E’ vietato all’imprenditore di affidare a propri dipendenti lavori a cottimo da eseguirsi da prestatori di lavoro assunti e retribuiti direttamente dai dipendenti medesimi (1).

In caso di violazione di tale divieto, l’imprenditore risponde direttamente, nei confronti dei prestatori di lavoro assunti dal proprio dipendente, degli obblighi derivanti dai contratti di lavoro da essi stipulati.


Commento

Imprenditore: [v. 2082]; Cottimo: [v. 2099].

 

(1) In deroga al divieto è, invece, ammesso il contratto di lavoro per squadra, che costituisce un’ipotesi di rappresentanza volontaria [v. 1387]. L’imprenditore, infatti, conclude un contratto con il caposquadra, ma assumendo alle proprie e dirette dipendenze l’intera squadra la quale, però, quanto al risultato della prestazione, è considerata come un unico insieme (cd. cottimo collettivo).


Giurisprudenza annotata

Distacco dei dipendenti

Il distacco di un dipendente di un'azienda municipalizzata, con rapporto di lavoro di natura privatistica, presso un'amministrazione pubblica (nella specie Commissario di Governo per il terremoto), disposto con provvedimento di quest'ultima prescindendo dall'interesse della prima, determina una modificazione oggettiva del rapporto di lavoro e l'amministrazione di destinazione assume tutti i poteri di gestione in forza dell'imperatività del provvedimento; mentre, nel rapporto di lavoro subordinato privato, - stante il principio ricavabile dall'art. 2127 c.c. e dalla legge n. 1369 del 1960 - il distacco deve realizzare un interesse proprio del datore di lavoro e, determinando una mera modifica delle modalità di esecuzione della prestazione lavorativa, conserva al datore di lavoro il potere direttivo, con i conseguenti obblighi retributivi e previdenziali.
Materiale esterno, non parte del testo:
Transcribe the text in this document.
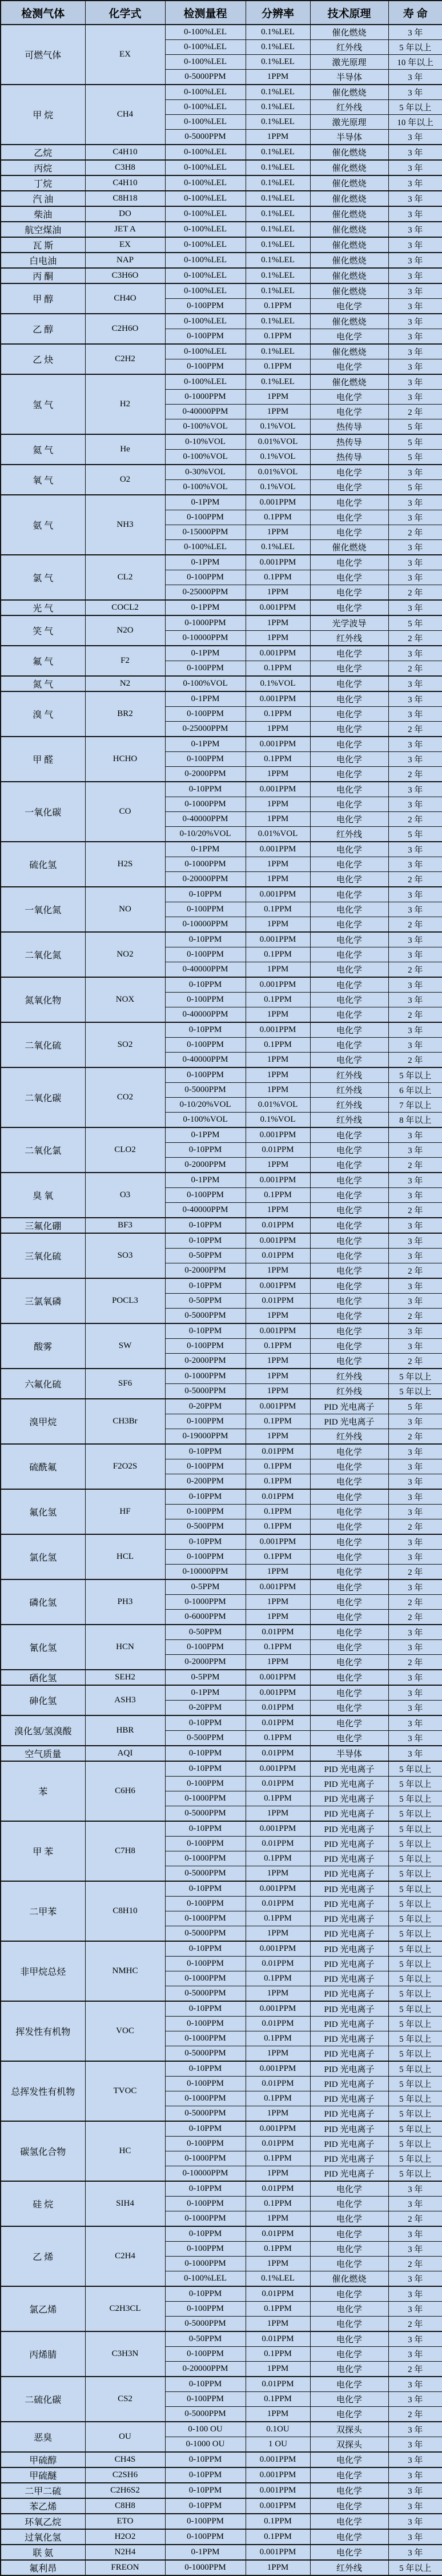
检测气体	化学式	检测量程	分辨率	技术原理	寿 命
可燃气体	EX	0-100%LEL	0.1%LEL	催化燃烧	3 年
		0-100%LEL	0.1%LEL	红外线	5 年以上
		0-100%LEL	0.1%LEL	激光原理	10 年以上
		0-5000PPM	1PPM	半导体	3 年
甲 烷	CH4	0-100%LEL	0.1%LEL	催化燃烧	3 年
		0-100%LEL	0.1%LEL	红外线	5 年以上
		0-100%LEL	0.1%LEL	激光原理	10 年以上
		0-5000PPM	1PPM	半导体	3 年
乙烷	C4H10	0-100%LEL	0.1%LEL	催化燃烧	3 年
丙烷	C3H8	0-100%LEL	0.1%LEL	催化燃烧	3 年
丁烷	C4H10	0-100%LEL	0.1%LEL	催化燃烧	3 年
汽 油	C8H18	0-100%LEL	0.1%LEL	催化燃烧	3 年
柴油	DO	0-100%LEL	0.1%LEL	催化燃烧	3 年
航空煤油	JET A	0-100%LEL	0.1%LEL	催化燃烧	3 年
瓦 斯	EX	0-100%LEL	0.1%LEL	催化燃烧	3 年
白电油	NAP	0-100%LEL	0.1%LEL	催化燃烧	3 年
丙 酮	C3H6O	0-100%LEL	0.1%LEL	催化燃烧	3 年
甲 醇	CH4O	0-100%LEL	0.1%LEL	催化燃烧	3 年
		0-100PPM	0.1PPM	电化学	3 年
乙 醇	C2H6O	0-100%LEL	0.1%LEL	催化燃烧	3 年
		0-100PPM	0.1PPM	电化学	3 年
乙 炔	C2H2	0-100%LEL	0.1%LEL	催化燃烧	3 年
		0-100PPM	0.1PPM	电化学	3 年
氢 气	H2	0-100%LEL	0.1%LEL	催化燃烧	3 年
		0-1000PPM	1PPM	电化学	3 年
		0-40000PPM	1PPM	电化学	2 年
		0-100%VOL	0.1%VOL	热传导	5 年
氦 气	He	0-10%VOL	0.01%VOL	热传导	5 年
		0-100%VOL	0.1%VOL	热传导	5 年
氧 气	O2	0-30%VOL	0.01%VOL	电化学	3 年
		0-100%VOL	0.1%VOL	电化学	5 年
氨 气	NH3	0-1PPM	0.001PPM	电化学	3 年
		0-100PPM	0.1PPM	电化学	3 年
		0-15000PPM	1PPM	电化学	2 年
		0-100%LEL	0.1%LEL	催化燃烧	3 年
氯 气	CL2	0-1PPM	0.001PPM	电化学	3 年
		0-100PPM	0.1PPM	电化学	3 年
		0-25000PPM	1PPM	电化学	2 年
光 气	COCL2	0-1PPM	0.001PPM	电化学	3 年
笑 气	N2O	0-1000PPM	1PPM	光学波导	5 年
		0-10000PPM	1PPM	红外线	2 年
氟 气	F2	0-1PPM	0.001PPM	电化学	3 年
		0-100PPM	0.1PPM	电化学	2 年
氮 气	N2	0-100%VOL	0.1%VOL	电化学	3 年
溴 气	BR2	0-1PPM	0.001PPM	电化学	3 年
		0-100PPM	0.1PPM	电化学	3 年
		0-25000PPM	1PPM	电化学	2 年
甲 醛	HCHO	0-1PPM	0.001PPM	电化学	3 年
		0-100PPM	0.1PPM	电化学	3 年
		0-2000PPM	1PPM	电化学	2 年
一氧化碳	CO	0-10PPM	0.001PPM	电化学	3 年
		0-1000PPM	1PPM	电化学	3 年
		0-40000PPM	1PPM	电化学	2 年
		0-10/20%VOL	0.01%VOL	红外线	5 年
硫化氢	H2S	0-1PPM	0.001PPM	电化学	3 年
		0-1000PPM	1PPM	电化学	3 年
		0-20000PPM	1PPM	电化学	2 年
一氧化氮	NO	0-10PPM	0.001PPM	电化学	3 年
		0-100PPM	0.1PPM	电化学	3 年
		0-10000PPM	1PPM	电化学	2 年
二氧化氮	NO2	0-10PPM	0.001PPM	电化学	3 年
		0-100PPM	0.1PPM	电化学	3 年
		0-40000PPM	1PPM	电化学	2 年
氮氧化物	NOX	0-10PPM	0.001PPM	电化学	3 年
		0-100PPM	0.1PPM	电化学	3 年
		0-40000PPM	1PPM	电化学	2 年
二氧化硫	SO2	0-10PPM	0.001PPM	电化学	3 年
		0-100PPM	0.1PPM	电化学	3 年
		0-40000PPM	1PPM	电化学	2 年
二氧化碳	CO2	0-100PPM	1PPM	红外线	5 年以上
		0-5000PPM	1PPM	红外线	6 年以上
		0-10/20%VOL	0.01%VOL	红外线	7 年以上
		0-100%VOL	0.1%VOL	红外线	8 年以上
二氧化氯	CLO2	0-1PPM	0.001PPM	电化学	3 年
		0-10PPM	0.01PPM	电化学	3 年
		0-2000PPM	1PPM	电化学	2 年
臭 氧	O3	0-1PPM	0.001PPM	电化学	3 年
		0-100PPM	0.1PPM	电化学	3 年
		0-40000PPM	1PPM	电化学	2 年
三氟化硼	BF3	0-10PPM	0.01PPM	电化学	3 年
三氧化硫	SO3	0-10PPM	0.001PPM	电化学	3 年
		0-50PPM	0.01PPM	电化学	3 年
		0-2000PPM	1PPM	电化学	2 年
三氯氧磷	POCL3	0-10PPM	0.001PPM	电化学	3 年
		0-50PPM	0.01PPM	电化学	3 年
		0-5000PPM	1PPM	电化学	2 年
酸雾	SW	0-10PPM	0.001PPM	电化学	3 年
		0-100PPM	0.1PPM	电化学	3 年
		0-2000PPM	1PPM	电化学	2 年
六氟化硫	SF6	0-1000PPM	1PPM	红外线	5 年以上
		0-5000PPM	1PPM	红外线	5 年以上
溴甲烷	CH3Br	0-20PPM	0.001PPM	PID 光电离子	5 年
		0-100PPM	0.1PPM	PID 光电离子	3 年
		0-19000PPM	1PPM	红外线	2 年
硫酰氟	F2O2S	0-10PPM	0.01PPM	电化学	3 年
		0-100PPM	0.1PPM	电化学	3 年
		0-200PPM	0.1PPM	电化学	3 年
氟化氢	HF	0-10PPM	0.01PPM	电化学	3 年
		0-100PPM	0.1PPM	电化学	3 年
		0-500PPM	0.1PPM	电化学	2 年
氯化氢	HCL	0-10PPM	0.001PPM	电化学	3 年
		0-100PPM	0.1PPM	电化学	3 年
		0-10000PPM	1PPM	电化学	2 年
磷化氢	PH3	0-5PPM	0.001PPM	电化学	3 年
		0-1000PPM	1PPM	电化学	2 年
		0-6000PPM	1PPM	电化学	2 年
氰化氢	HCN	0-50PPM	0.01PPM	电化学	3 年
		0-100PPM	0.1PPM	电化学	3 年
		0-2000PPM	1PPM	电化学	2 年
硒化氢	SEH2	0-5PPM	0.001PPM	电化学	3 年
砷化氢	ASH3	0-1PPM	0.001PPM	电化学	3 年
		0-20PPM	0.01PPM	电化学	3 年
溴化氢/氢溴酸	HBR	0-10PPM	0.01PPM	电化学	3 年
		0-500PPM	0.1PPM	电化学	3 年
空气质量	AQI	0-10PPM	0.01PPM	半导体	3 年
苯	C6H6	0-10PPM	0.001PPM	PID 光电离子	5 年以上
		0-100PPM	0.01PPM	PID 光电离子	5 年以上
		0-1000PPM	0.1PPM	PID 光电离子	5 年以上
		0-5000PPM	1PPM	PID 光电离子	5 年以上
甲 苯	C7H8	0-10PPM	0.001PPM	PID 光电离子	5 年以上
		0-100PPM	0.01PPM	PID 光电离子	5 年以上
		0-1000PPM	0.1PPM	PID 光电离子	5 年以上
		0-5000PPM	1PPM	PID 光电离子	5 年以上
二甲苯	C8H10	0-10PPM	0.001PPM	PID 光电离子	5 年以上
		0-100PPM	0.01PPM	PID 光电离子	5 年以上
		0-1000PPM	0.1PPM	PID 光电离子	5 年以上
		0-5000PPM	1PPM	PID 光电离子	5 年以上
非甲烷总烃	NMHC	0-10PPM	0.001PPM	PID 光电离子	5 年以上
		0-100PPM	0.01PPM	PID 光电离子	5 年以上
		0-1000PPM	0.1PPM	PID 光电离子	5 年以上
		0-5000PPM	1PPM	PID 光电离子	5 年以上
挥发性有机物	VOC	0-10PPM	0.001PPM	PID 光电离子	5 年以上
		0-100PPM	0.01PPM	PID 光电离子	5 年以上
		0-1000PPM	0.1PPM	PID 光电离子	5 年以上
		0-5000PPM	1PPM	PID 光电离子	5 年以上
总挥发性有机物	TVOC	0-10PPM	0.001PPM	PID 光电离子	5 年以上
		0-100PPM	0.01PPM	PID 光电离子	5 年以上
		0-1000PPM	0.1PPM	PID 光电离子	5 年以上
		0-5000PPM	1PPM	PID 光电离子	5 年以上
碳氢化合物	HC	0-10PPM	0.001PPM	PID 光电离子	5 年以上
		0-100PPM	0.01PPM	PID 光电离子	5 年以上
		0-1000PPM	0.1PPM	PID 光电离子	5 年以上
		0-10000PPM	1PPM	PID 光电离子	5 年以上
硅 烷	SIH4	0-10PPM	0.01PPM	电化学	3 年
		0-100PPM	0.1PPM	电化学	3 年
		0-1000PPM	1PPM	电化学	2 年
乙 烯	C2H4	0-10PPM	0.01PPM	电化学	3 年
		0-100PPM	0.1PPM	电化学	3 年
		0-1000PPM	1PPM	电化学	2 年
		0-100%LEL	0.1%LEL	催化燃烧	3 年
氯乙烯	C2H3CL	0-10PPM	0.01PPM	电化学	3 年
		0-100PPM	0.1PPM	电化学	3 年
		0-5000PPM	1PPM	电化学	2 年
丙烯腈	C3H3N	0-50PPM	0.01PPM	电化学	3 年
		0-100PPM	0.1PPM	电化学	3 年
		0-20000PPM	1PPM	电化学	2 年
二硫化碳	CS2	0-10PPM	0.01PPM	电化学	3 年
		0-100PPM	0.1PPM	电化学	3 年
		0-5000PPM	1PPM	电化学	2 年
恶臭	OU	0-100 OU	0.1OU	双探头	3 年
		0-1000 OU	1 OU	双探头	3 年
甲硫醇	CH4S	0-10PPM	0.001PPM	电化学	3 年
甲硫醚	C2SH6	0-10PPM	0.001PPM	电化学	3 年
二甲二硫	C2H6S2	0-10PPM	0.001PPM	电化学	3 年
苯乙烯	C8H8	0-10PPM	0.001PPM	电化学	3 年
环氧乙烷	ETO	0-100PPM	0.1PPM	电化学	3 年
过氧化氢	H2O2	0-100PPM	0.1PPM	电化学	3 年
联 氨	N2H4	0-1PPM	0.001PPM	电化学	3 年
氟利昂	FREON	0-1000PPM	1PPM	红外线	5 年以上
Dalla suddetta differenza discende che nella prima ipotesi non possono gravare sul datore di lavoro distaccante, oltre agli oneri economici direttamente connessi all'attività prestata presso l'amministrazione di destinazione (nel caso di specie l'indennità speciale e il compenso per lavoro straordinario, pacificamente erogati dal Commissario di Governo), gli ulteriori oneri connessi alla corresponsione dei suddetti emolumenti, quali l'accantonamento ai fini del trattamento di fine rapporto.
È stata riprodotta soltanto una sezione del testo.